The Washington Square Ensemble by Madison Smartt Bell

The Washington Square Ensemble by Madison Smartt Bell

Author:Madison Smartt Bell [Bell, Madison Smartt]
Language: eng
Format: epub
Tags: Literature & Fiction, Genre Fiction, Historical, Urban Life, Literary, Contemporary Fiction, Urban, Historical Fiction, Literary Fiction
ISBN: 9781453237458
Amazon: B0069W0HVA
Publisher: Open Road Media
Published: 2011-12-05T11:00:00+00:00


Porco

“SO WHAT YOU’RE SAYING is, he’s a guy with no conscience, right?” Whelan says. “And that makes him happy, well I think that’s great. Me, I’d rather be unhappy, I think, that’s what it takes.”

“So would I, if it comes to that,” I say. And saying it, in fact, I do feel very unhappy. I don’t have a good snappy answer, I’m losing my chain of thought. I’m tired and I’m drunk and I wish there was some place I could go to and sleep for a while, just some place, not a hotel, not some jerk that owes me a favor, well, no use thinking about that. I’m not the only one, for sure, I can feel the Stone, dragging my coat pocket down, the weight of all that unvoiced misery. Happy people have nothing to say for themselves, after all. Wake up, here we go again.

“It’s the wave of the future though,” I say. “There’s more and more people like that running around, they’ll put us all out of business in another hundred years or so.”

“I don’t get you,” Whelan says. “Guys like that, don’t give a damn, they’ve always been around. I used to deal with them in a business way, you know, down at the precinct. And I could walk down this street and round up a couple of dozen right now.”

“Not like him,” I say. “There’s a difference, try to understand.” But it hardly seems worth trying to explain it, maybe I don’t understand it myself. Maybe I’m wrong.

“I’m trying,” Whelan says. “But I can’t do it, is all. You got a guy, small-time wise guy, or ex-wise guy if you say so, not that I believe that—what’s different about him? What’s he got the rest of them don’t?”

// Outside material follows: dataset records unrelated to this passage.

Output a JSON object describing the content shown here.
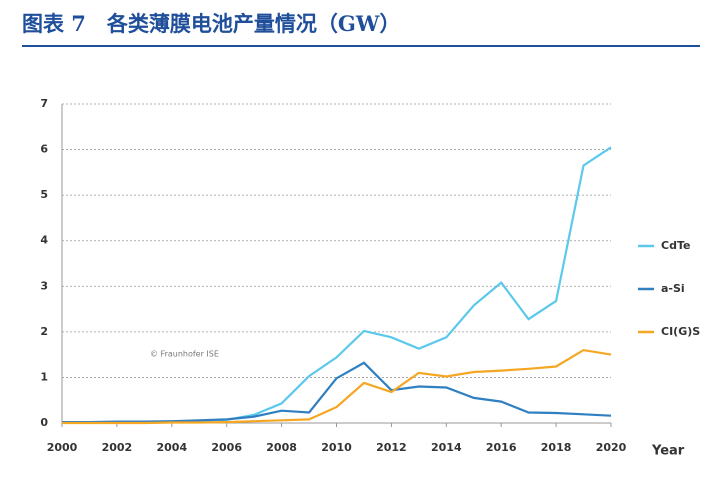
{
  "chart_data": {
    "type": "line",
    "title": "图表 7　各类薄膜电池产量情况（GW）",
    "annotation": "© Fraunhofer ISE",
    "x_label": "Year",
    "x": [
      2000,
      2001,
      2002,
      2003,
      2004,
      2005,
      2006,
      2007,
      2008,
      2009,
      2010,
      2011,
      2012,
      2013,
      2014,
      2015,
      2016,
      2017,
      2018,
      2019,
      2020
    ],
    "series": [
      {
        "name": "CdTe",
        "color": "#5bc8ec",
        "values": [
          0.01,
          0.01,
          0.02,
          0.02,
          0.03,
          0.05,
          0.07,
          0.18,
          0.43,
          1.03,
          1.44,
          2.02,
          1.88,
          1.63,
          1.88,
          2.58,
          3.08,
          2.28,
          2.68,
          5.65,
          6.05
        ]
      },
      {
        "name": "a-Si",
        "color": "#2f7fc1",
        "values": [
          0.02,
          0.02,
          0.03,
          0.03,
          0.04,
          0.06,
          0.08,
          0.14,
          0.27,
          0.23,
          0.98,
          1.32,
          0.72,
          0.8,
          0.78,
          0.55,
          0.47,
          0.23,
          0.22,
          0.19,
          0.16
        ]
      },
      {
        "name": "CI(G)S",
        "color": "#f5a623",
        "values": [
          0,
          0,
          0,
          0,
          0.01,
          0.01,
          0.02,
          0.04,
          0.06,
          0.08,
          0.35,
          0.88,
          0.68,
          1.1,
          1.02,
          1.12,
          1.15,
          1.19,
          1.24,
          1.6,
          1.5
        ]
      }
    ],
    "xlim": [
      2000,
      2020
    ],
    "xticks": [
      2000,
      2002,
      2004,
      2006,
      2008,
      2010,
      2012,
      2014,
      2016,
      2018,
      2020
    ],
    "ylim": [
      0,
      7
    ],
    "yticks": [
      0,
      1,
      2,
      3,
      4,
      5,
      6,
      7
    ],
    "grid": true
  }
}
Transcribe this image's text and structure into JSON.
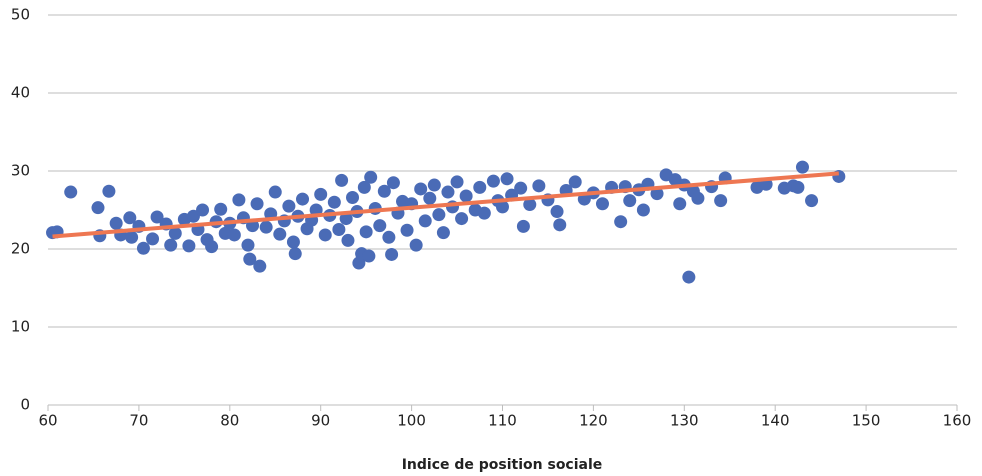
{
  "chart_data": {
    "type": "scatter",
    "xlabel": "Indice de position sociale",
    "x": [
      60.5,
      61,
      62.5,
      65.5,
      65.7,
      66.7,
      67.5,
      68,
      69,
      69.2,
      70,
      70.5,
      71.5,
      72,
      73,
      73.5,
      74,
      75,
      75.5,
      76,
      76.5,
      77,
      77.5,
      78,
      78.5,
      79,
      79.5,
      80,
      80.5,
      81,
      81.5,
      82,
      82.2,
      82.5,
      83,
      83.3,
      84,
      84.5,
      85,
      85.5,
      86,
      86.5,
      87,
      87.2,
      87.5,
      88,
      88.5,
      89,
      89.5,
      90,
      90.5,
      91,
      91.5,
      92,
      92.3,
      92.8,
      93,
      93.5,
      94,
      94.2,
      94.5,
      94.8,
      95,
      95.3,
      95.5,
      96,
      96.5,
      97,
      97.5,
      97.8,
      98,
      98.5,
      99,
      99.5,
      100,
      100.5,
      101,
      101.5,
      102,
      102.5,
      103,
      103.5,
      104,
      104.5,
      105,
      105.5,
      106,
      107,
      107.5,
      108,
      109,
      109.5,
      110,
      110.5,
      111,
      112,
      112.3,
      113,
      114,
      115,
      116,
      116.3,
      117,
      118,
      119,
      120,
      121,
      122,
      123,
      123.5,
      124,
      125,
      125.5,
      126,
      127,
      128,
      129,
      129.5,
      130,
      130.5,
      131,
      131.5,
      133,
      134,
      134.5,
      138,
      139,
      141,
      142,
      142.5,
      143,
      144,
      147
    ],
    "series": [
      {
        "color": "#4a6bb6",
        "values": [
          22.1,
          22.2,
          27.3,
          25.3,
          21.7,
          27.4,
          23.3,
          21.8,
          24,
          21.5,
          22.9,
          20.1,
          21.3,
          24.1,
          23.2,
          20.5,
          22,
          23.8,
          20.4,
          24.2,
          22.5,
          25,
          21.2,
          20.3,
          23.5,
          25.1,
          22,
          23.3,
          21.8,
          26.3,
          24,
          20.5,
          18.7,
          23,
          25.8,
          17.8,
          22.8,
          24.5,
          27.3,
          21.9,
          23.6,
          25.5,
          20.9,
          19.4,
          24.2,
          26.4,
          22.6,
          23.7,
          25,
          27,
          21.8,
          24.3,
          26,
          22.5,
          28.8,
          23.9,
          21.1,
          26.6,
          24.8,
          18.2,
          19.4,
          27.9,
          22.2,
          19.1,
          29.2,
          25.2,
          23,
          27.4,
          21.5,
          19.3,
          28.5,
          24.6,
          26.1,
          22.4,
          25.8,
          20.5,
          27.7,
          23.6,
          26.5,
          28.2,
          24.4,
          22.1,
          27.3,
          25.4,
          28.6,
          23.9,
          26.8,
          25,
          27.9,
          24.6,
          28.7,
          26.2,
          25.4,
          29,
          26.9,
          27.8,
          22.9,
          25.7,
          28.1,
          26.3,
          24.8,
          23.1,
          27.5,
          28.6,
          26.4,
          27.2,
          25.8,
          27.9,
          23.5,
          28,
          26.2,
          27.6,
          25,
          28.3,
          27.1,
          29.5,
          28.9,
          25.8,
          28.2,
          16.4,
          27.4,
          26.5,
          28,
          26.2,
          29.1,
          27.9,
          28.3,
          27.8,
          28.1,
          27.9,
          30.5,
          26.2,
          29.3
        ]
      }
    ],
    "trendline": {
      "color": "#ee7752",
      "x": [
        60.5,
        147
      ],
      "values": [
        21.6,
        29.7
      ]
    },
    "xlim": [
      60,
      160
    ],
    "xticks": [
      60,
      70,
      80,
      90,
      100,
      110,
      120,
      130,
      140,
      150,
      160
    ],
    "ylim": [
      0,
      50
    ],
    "yticks": [
      0,
      10,
      20,
      30,
      40,
      50
    ],
    "grid": true
  }
}
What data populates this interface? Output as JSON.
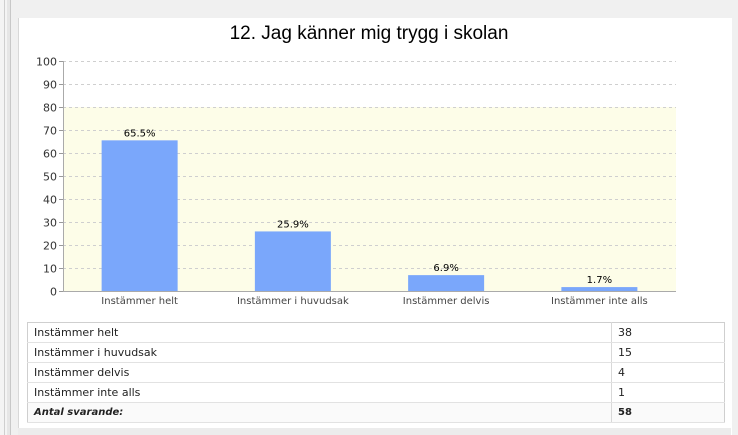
{
  "chart_data": {
    "type": "bar",
    "title": "12. Jag känner mig trygg i skolan",
    "categories": [
      "Instämmer helt",
      "Instämmer i huvudsak",
      "Instämmer delvis",
      "Instämmer inte alls"
    ],
    "values": [
      65.5,
      25.9,
      6.9,
      1.7
    ],
    "data_labels": [
      "65.5%",
      "25.9%",
      "6.9%",
      "1.7%"
    ],
    "ylim": [
      0,
      100
    ],
    "yticks": [
      "0",
      "10",
      "20",
      "30",
      "40",
      "50",
      "60",
      "70",
      "80",
      "90",
      "100"
    ],
    "xlabel": "",
    "ylabel": "",
    "grid": true,
    "colors": {
      "bar": "#7aa7fb",
      "plot_bg": "#fdfde8",
      "grid": "#cfcfcf"
    }
  },
  "table": {
    "rows": [
      {
        "label": "Instämmer helt",
        "count": "38"
      },
      {
        "label": "Instämmer i huvudsak",
        "count": "15"
      },
      {
        "label": "Instämmer delvis",
        "count": "4"
      },
      {
        "label": "Instämmer inte alls",
        "count": "1"
      }
    ],
    "total": {
      "label": "Antal svarande:",
      "count": "58"
    }
  }
}
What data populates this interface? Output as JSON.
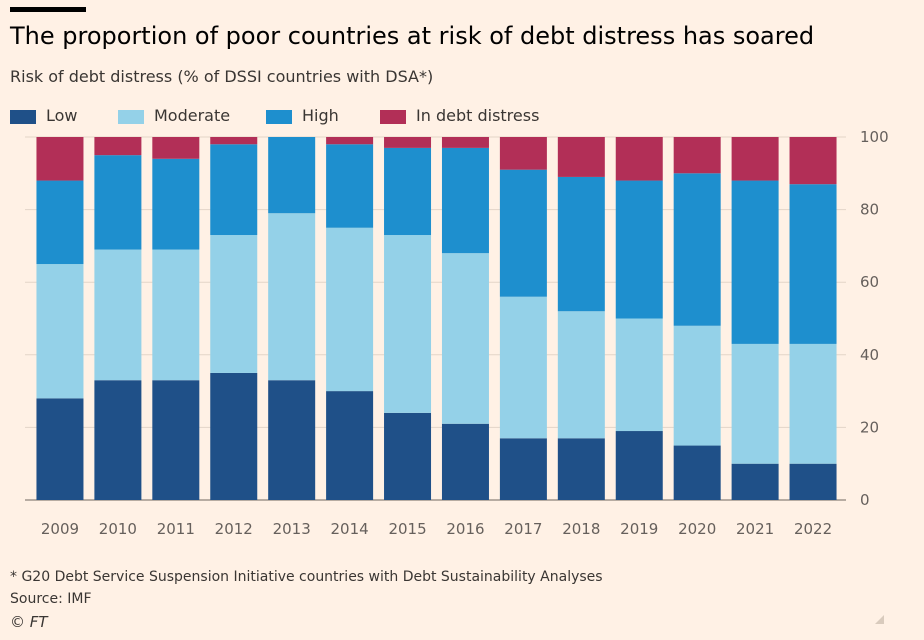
{
  "title": "The proportion of poor countries at risk of debt distress has soared",
  "subtitle": "Risk of debt distress (% of DSSI countries with DSA*)",
  "footnote": "* G20 Debt Service Suspension Initiative countries with Debt Sustainability Analyses",
  "source": "Source: IMF",
  "credit": "© FT",
  "colors": {
    "background": "#fff1e5",
    "low": "#1f5088",
    "moderate": "#94d1e8",
    "high": "#1e8fce",
    "in_debt_distress": "#b22f57",
    "gridline": "#e3d5c8",
    "tick_text": "#66605c"
  },
  "chart_data": {
    "type": "bar",
    "stacked": true,
    "categories": [
      "2009",
      "2010",
      "2011",
      "2012",
      "2013",
      "2014",
      "2015",
      "2016",
      "2017",
      "2018",
      "2019",
      "2020",
      "2021",
      "2022"
    ],
    "series": [
      {
        "name": "Low",
        "color": "#1f5088",
        "values": [
          28,
          33,
          33,
          35,
          33,
          30,
          24,
          21,
          17,
          17,
          19,
          15,
          10,
          10
        ]
      },
      {
        "name": "Moderate",
        "color": "#94d1e8",
        "values": [
          37,
          36,
          36,
          38,
          46,
          45,
          49,
          47,
          39,
          35,
          31,
          33,
          33,
          33
        ]
      },
      {
        "name": "High",
        "color": "#1e8fce",
        "values": [
          23,
          26,
          25,
          25,
          21,
          23,
          24,
          29,
          35,
          37,
          38,
          42,
          45,
          44
        ]
      },
      {
        "name": "In debt distress",
        "color": "#b22f57",
        "values": [
          12,
          5,
          6,
          2,
          0,
          2,
          3,
          3,
          9,
          11,
          12,
          10,
          12,
          13
        ]
      }
    ],
    "y_ticks": [
      "100",
      "80",
      "60",
      "40",
      "20",
      "0"
    ],
    "ylim": [
      0,
      100
    ],
    "y_axis_side": "right",
    "grid": true,
    "legend_placement": "top-left"
  }
}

“Nothing is what,” I say. “A whole lot of nothing. He’s got nothing on his mind, you know, and that gives him a good imagination. There’s not so much already sitting there, so he can put whatever else in he wants to. Very good at forgetting things too, he is.”

“I’ll back you on that one,” Whelan says. “Got some things to forget, I think.”

“Oh, that,” I say, and I try to wave the remark away with my hand. But my hand just flops down on the bar like a dead bird. “I don’t care about that, beside the point. Those things he used to be into were just around for him to be into, an accident. If something else had been around he would have been in that instead. And I didn’t even know him then. I don’t think about that, I doubt he does either.”

“Sure he doesn’t,” Whelan says. “There’s some people that do though. There’s some people that remember him, I think.”

“Maybe there are,” I say. “Though from what you tell me and what I pick up, a lot of them are dead. Gone and forgotten about as far as he’s concerned.”

“Sure, that’s always been the way. Somebody making difficulties, something happens to him, he’s not around anymore.